— Прямо-таки надеешься? — Ее черные глаза искрятся смехом. — А у меня сложилось впечатление, что тебе не терпится проводить меня в последний путь.
— Вовсе нет, — холодно, с чувством собственного достоинства отвечаю я.
— Вот и хорошо. Потому что эта старая овечка в лоно церкви никогда не вернется, — заявляет она. — Как бы то ни было, этот орешек не по твоим зубам. Помнится, твоя мать говорила…
— Боюсь, сегодня я не располагаю временем для праздных бесед, — резче, чем намеревался, обрываю я ее. — Эти люди… — я жестом показываю на речных цыган, — с этими людьми должно срочно разобраться, пока ситуация не вышла из-под контроля. Я обязан оберегать интересы вверенной мне паствы.

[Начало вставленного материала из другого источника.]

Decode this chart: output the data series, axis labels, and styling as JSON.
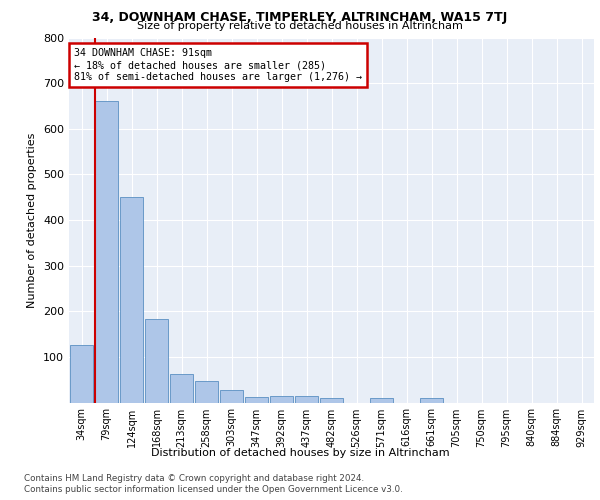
{
  "title": "34, DOWNHAM CHASE, TIMPERLEY, ALTRINCHAM, WA15 7TJ",
  "subtitle": "Size of property relative to detached houses in Altrincham",
  "xlabel": "Distribution of detached houses by size in Altrincham",
  "ylabel": "Number of detached properties",
  "bar_labels": [
    "34sqm",
    "79sqm",
    "124sqm",
    "168sqm",
    "213sqm",
    "258sqm",
    "303sqm",
    "347sqm",
    "392sqm",
    "437sqm",
    "482sqm",
    "526sqm",
    "571sqm",
    "616sqm",
    "661sqm",
    "705sqm",
    "750sqm",
    "795sqm",
    "840sqm",
    "884sqm",
    "929sqm"
  ],
  "bar_values": [
    125,
    660,
    450,
    183,
    62,
    47,
    27,
    12,
    15,
    15,
    9,
    0,
    9,
    0,
    9,
    0,
    0,
    0,
    0,
    0,
    0
  ],
  "bar_color": "#aec6e8",
  "bar_edge_color": "#5a8fc2",
  "property_line_label": "34 DOWNHAM CHASE: 91sqm",
  "annotation_line1": "← 18% of detached houses are smaller (285)",
  "annotation_line2": "81% of semi-detached houses are larger (1,276) →",
  "annotation_box_color": "#ffffff",
  "annotation_box_edge": "#cc0000",
  "ylim": [
    0,
    800
  ],
  "yticks": [
    0,
    100,
    200,
    300,
    400,
    500,
    600,
    700,
    800
  ],
  "bg_color": "#e8eef7",
  "grid_color": "#ffffff",
  "footer_line1": "Contains HM Land Registry data © Crown copyright and database right 2024.",
  "footer_line2": "Contains public sector information licensed under the Open Government Licence v3.0."
}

— Ох и пустозвон же ты стал, — лениво бросает Арманда. — Интересы вверенной тебе паствы. Я ведь помню тебя еще мальчишкой, помню, как ты играл в индейцев в Мароде. Неужели в большом городе тебя учили только напыщенности и сознанию собственной важности?
Я сердито смотрю на нее. Она единственная во всем Ланскне стремится всегда напомнить мне о том, что уже давно забыто. Сдается мне, что, когда она умрет, вместе с ней умрет и память о тех давно минувших днях. И я почти рад этому.
— А вы, должно быть, мечтаете о том, чтобы Марод был отдан на откуп бродягам, — резко говорю я ей. — Однако другие горожане — в том числе и ваша дочь, между прочим, — понимают, что если позволить им переступить порог…
Арманда фыркнула.
— Она даже говорит, как ты. Сыплет штампами из проповедей и пошлостями в националистическом духе. Эти люди никому не причиняют вреда. Зачем идти на них крестовым походом, когда они и сами скоро уйдут?
Я пожимаю плечами. Говорю строго:
— Мне очевидно, что вы даже не хотите понимать всей серьезности положения.
— Вообще-то я уже сказала Ру… — она махнула исподволь в сторону мужчины на черном судне, — сказала ему, что он и его друзья могут оставаться здесь, пока он не починит свой мотор и не запасется провизией. — Она смотрела на меня с выражением коварного торжества на лице. — Так что ничего они не нарушили. Они здесь, перед моим домом, с моего благословения. — Последнее слово она выделила голосом, словно поддразнивая меня. — И их друзья, когда прибудут, тоже станут желанными гостями. — Она бросила на меня дерзкий взгляд. — Все их друзья.
Что ж, этого следовало ожидать. Она поступила так лишь из желания досадить мне. Ей нравится скандализировать общество, поскольку она знает, что ей, как самой старой жительнице нашего города, позволительны определенные вольности. Спорить с ней бесполезно, топ pere.